Having recently triumphed in the title role of Giordano’s Fedora, Sonya Yoncheva is back at the Metropolitan Opera this month to headline Bellini’s scorching bel canto drama Norma—which centers on a druid priestess betrayed by her illicit lover, the father of her children. As she prepared to take on another touchstone soprano role, Yoncheva spoke to the Met’s Christopher Browner about her personal connection to the character and why she has Norma in her veins. Norma runs at the Met through March 25.
This is your first bel canto role at the Met, but already you’ve starred in operas by Verdi, Puccini, Giordano, and Tchaikovsky. What attracts you to such varied repertoire?
I’m like this in every part of my life—I never want things to be monotonous. So when it comes to my career, I am a very curious musician. Of course, I have to be aware of the risks and really calculate if I’m able to sing it, but if you give me something and I love it, I absorb it into my veins. I completely fall in love with the characters that I play.
Fedora and Norma are both tour-de-force heroines. How do they compare?
Fedora is very straightforward. There is all of this drama, but for her, everything is black or white. Norma has so many other colors. We see her public and private lives so vividly. We see her as the priestess and leader who prays for her people, and then as the betrayed woman who considers killing her children out of revenge. She must be so strong in front of her people that I sometimes think that’s why she is so weak in her private life.

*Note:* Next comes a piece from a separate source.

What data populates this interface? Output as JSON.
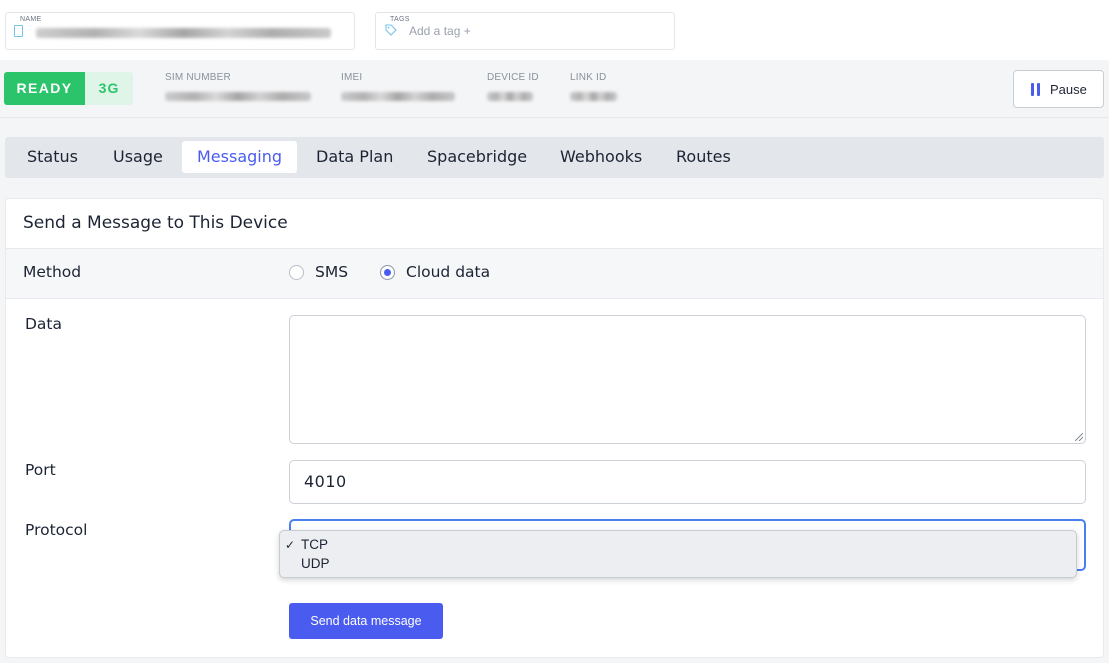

As a mother yourself, you must connect with her emotions in an especially personal way.
Having children changed the whole picture for me. If I didn’t have children, I don’t think that I could truly understand all that is going on in Norma’s head. Characters who are mothers, like Norma and Madama Butterfly, are very special to me. I’m able to show such an important part of who I am. When I was beginning my career, I was told that I should only be married to my voice and not have a family, so I think it’s beautiful that I can bring this part of myself on stage when I sing these roles.
What are some of your favorite moments in Norma?
Oh my God, the entire second act! It’s perfect—the shape is perfect, the pacing is perfect, even the music Bellini chose to connect the scenes. And it’s when I can really develop the character. To me, the first act doesn’t give us enough information about her. But in Act II, Norma barely leaves the stage, which I like, because then I never lose the energy. From the first scene—when she almost murders her children—to her death at the end, we really get to see who Norma is.